You can easily make San Carlos by dark (6:30-7PM) if you cross by 8AM, even including the car permit stop at Km 21. Stick to the toll highway & you should be fine.

I take an RV, but I like Hotel Mirador in Huatabampito ( W 109.59031 N 26.69408)
for the next night, Villa Celeste RV Park (W 106.88000 N 23.80667) & rooms the 3rd night, then you can make PV from there in a long day.


----------



## dstan

telcoman said:


> You can easily make San Carlos by dark (6:30-7PM) if you cross by 8AM, even including the car permit stop at Km 21. Stick to the toll highway & you should be fine.
> 
> I take an RV, but I like Hotel Mirador in Huatabampito ( W 109.59031 N 26.69408)
> for the next night, Villa Celeste RV Park (W 106.88000 N 23.80667) & rooms the 3rd night, then you can make PV from there in a long day.



Thanks for the ideas. In what towns do you spend your 2nd and 3rd nights?


----------



## RVGRINGO

Dstan,
Please don't "hit the boarders in the morning." They won't like it, may hit back and certainly won't pay the rent. You may cross the borders into Mexico at any time of the day.
Have a great trip.  Couldn't resist that one!


----------



## kcowan

We came through Nogales at 7am in our Ford Explorer. There was a drug take-down going on and the main highway was blocked. It took an hour to get through town but otherwise the trip was uneventful.


----------



## Hound Dog

chicois8 said:


> There are many cartels right on the main street driving through town during the daylight hours, you stop at a traffic light and they swarm all around your car spraying some liquid on the windows,wiping with dirty towels and then expect to get paid for their "service"...


Dawg fretted about this for some time while living at Lake Chapala and then bought a houme in San Cristóbal de Las Casas, Chiapas - the coldesyt town in the poorest state in Mexico - and discovered the intersection entrepreneurs there were far more industrious than in Jalisco. A stop at a traffic light in San Cristóbal or Tuxtla Gutierrez or Tapachula is an invitation to much amateur entertainment provided by some who have not entered the mainstream economy which, in Chiapas, means mugging Guatemalans on their way to the harvest in Puebla or Guanajuato or even the United States or Canada , better still, on their way back from any of those places with pocketsful of dinero. 

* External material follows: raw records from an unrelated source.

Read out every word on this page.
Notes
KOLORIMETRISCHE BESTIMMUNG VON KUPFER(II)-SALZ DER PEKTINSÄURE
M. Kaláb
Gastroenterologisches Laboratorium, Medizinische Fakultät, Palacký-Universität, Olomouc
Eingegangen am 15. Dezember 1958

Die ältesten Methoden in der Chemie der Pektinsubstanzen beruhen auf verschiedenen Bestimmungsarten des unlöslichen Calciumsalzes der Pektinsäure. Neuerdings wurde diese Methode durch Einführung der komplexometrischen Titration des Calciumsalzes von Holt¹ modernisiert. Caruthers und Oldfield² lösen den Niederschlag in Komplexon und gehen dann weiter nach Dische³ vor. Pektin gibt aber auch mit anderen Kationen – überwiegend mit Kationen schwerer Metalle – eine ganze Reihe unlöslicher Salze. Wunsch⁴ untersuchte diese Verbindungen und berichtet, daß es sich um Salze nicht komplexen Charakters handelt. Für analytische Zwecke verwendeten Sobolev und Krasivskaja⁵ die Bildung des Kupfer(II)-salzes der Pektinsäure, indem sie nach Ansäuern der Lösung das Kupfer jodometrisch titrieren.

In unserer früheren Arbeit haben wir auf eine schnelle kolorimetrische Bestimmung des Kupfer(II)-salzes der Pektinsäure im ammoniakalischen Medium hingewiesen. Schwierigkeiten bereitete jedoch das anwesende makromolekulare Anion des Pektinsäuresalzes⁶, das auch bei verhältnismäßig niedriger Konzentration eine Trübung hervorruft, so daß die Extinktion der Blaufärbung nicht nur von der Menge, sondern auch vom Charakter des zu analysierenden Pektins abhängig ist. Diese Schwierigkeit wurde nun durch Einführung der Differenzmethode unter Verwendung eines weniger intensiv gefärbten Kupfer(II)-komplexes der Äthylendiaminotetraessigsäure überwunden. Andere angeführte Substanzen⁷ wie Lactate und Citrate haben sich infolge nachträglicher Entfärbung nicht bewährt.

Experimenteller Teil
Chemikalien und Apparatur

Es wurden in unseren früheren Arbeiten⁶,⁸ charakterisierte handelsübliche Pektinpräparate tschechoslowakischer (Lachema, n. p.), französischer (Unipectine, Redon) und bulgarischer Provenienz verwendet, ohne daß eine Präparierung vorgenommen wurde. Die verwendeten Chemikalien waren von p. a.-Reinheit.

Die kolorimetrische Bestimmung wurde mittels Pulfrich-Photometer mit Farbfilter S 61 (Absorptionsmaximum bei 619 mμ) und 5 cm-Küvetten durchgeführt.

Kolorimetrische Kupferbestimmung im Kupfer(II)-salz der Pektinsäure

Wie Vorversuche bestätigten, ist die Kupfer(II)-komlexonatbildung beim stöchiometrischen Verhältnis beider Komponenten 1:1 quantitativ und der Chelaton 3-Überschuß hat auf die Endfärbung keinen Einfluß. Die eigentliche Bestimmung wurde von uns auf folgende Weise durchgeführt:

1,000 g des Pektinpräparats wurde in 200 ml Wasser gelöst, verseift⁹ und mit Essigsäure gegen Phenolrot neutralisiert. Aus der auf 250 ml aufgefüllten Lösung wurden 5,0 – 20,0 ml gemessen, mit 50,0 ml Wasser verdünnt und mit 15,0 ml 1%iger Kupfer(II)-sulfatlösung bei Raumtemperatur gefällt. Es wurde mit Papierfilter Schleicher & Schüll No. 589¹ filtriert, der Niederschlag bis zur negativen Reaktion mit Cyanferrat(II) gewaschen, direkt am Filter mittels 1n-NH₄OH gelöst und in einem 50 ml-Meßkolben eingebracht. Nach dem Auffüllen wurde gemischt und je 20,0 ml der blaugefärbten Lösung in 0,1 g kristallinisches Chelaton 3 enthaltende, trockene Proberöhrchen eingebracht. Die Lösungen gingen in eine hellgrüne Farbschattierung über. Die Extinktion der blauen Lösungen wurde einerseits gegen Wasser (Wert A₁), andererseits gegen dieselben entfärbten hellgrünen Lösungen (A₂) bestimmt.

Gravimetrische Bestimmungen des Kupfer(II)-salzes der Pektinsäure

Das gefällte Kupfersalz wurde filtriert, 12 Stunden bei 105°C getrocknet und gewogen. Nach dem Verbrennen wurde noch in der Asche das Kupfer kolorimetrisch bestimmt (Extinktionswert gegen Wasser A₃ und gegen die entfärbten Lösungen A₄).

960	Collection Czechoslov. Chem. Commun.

I must admit that if a street entertainer has been particulalry talented or original I hand them some money based upon how impressed I was by the performance. 

Well, upon returning to Jalisco I was, one day taking a taxi across town in Guadalajara and the taxi driver showed me exactly how to deal with these streetside guys attempting, sometimes rather forcefully and aggressively , to clean one´s windshield. An irritant even though I understand the compelling need to survive in a hard economy. This was a rather lengthy drive from my car dealer at the intersection of Lopez Mateos and Lázaro Cardenas to the Chapala bus station and this guy must have had his windshield "cleaned" ten times at all times totally ignoring those street vendors when, in the past, I had effusively demanded their cessation of that activity. He never acknowledged their existance nor paid them even one centavo. I am not excusing his callousness but, after all, he drives those big city streets every day trying to eke out a living and I guess there is a time beyond which one´s patience is exhausted.


----------



## kcowan

We give the performers some pesos but never the window cleaners. They usually leave the windshield worse than when they start.


----------



## dstan

kcowan said:


> We came through Nogales at 7am in our Ford Explorer. There was a drug take-down going on and the main highway was blocked. It took an hour to get through town but otherwise the trip was uneventful.


We arrived at the border at 8am Dec 17th and after a 2 1/2 hour line up (every legal Mexican was returning home for the holidays, it seemed) we had an eventless trip to San Francisco, Nayarite, except in Tepic. There we encountered several road blocks by large groups of federales...sporting banners that said something about "...contra Corruption" ...They all looked pretty intimidating, but when they saw we were a couple of old gringos, said " vayase" or something like that. No military checks or federales anywhere else along the entire route. We did try to stay amongst some of the caravans of LOADED cars with Californina plates heading "home for the holidays" Even they travelled in groups. Glad to be here!


----------



## kcowan

dstan said:


> ...except in Tepic. There we encountered several road blocks by large groups of federales...sporting banners that said something about "...contra Corruption" ...


Since they put that new federal prison nearby, all the drug lords family and friends have moved to Tepic. My Spanish teacher has family there and she says it is not fun anymore.


----------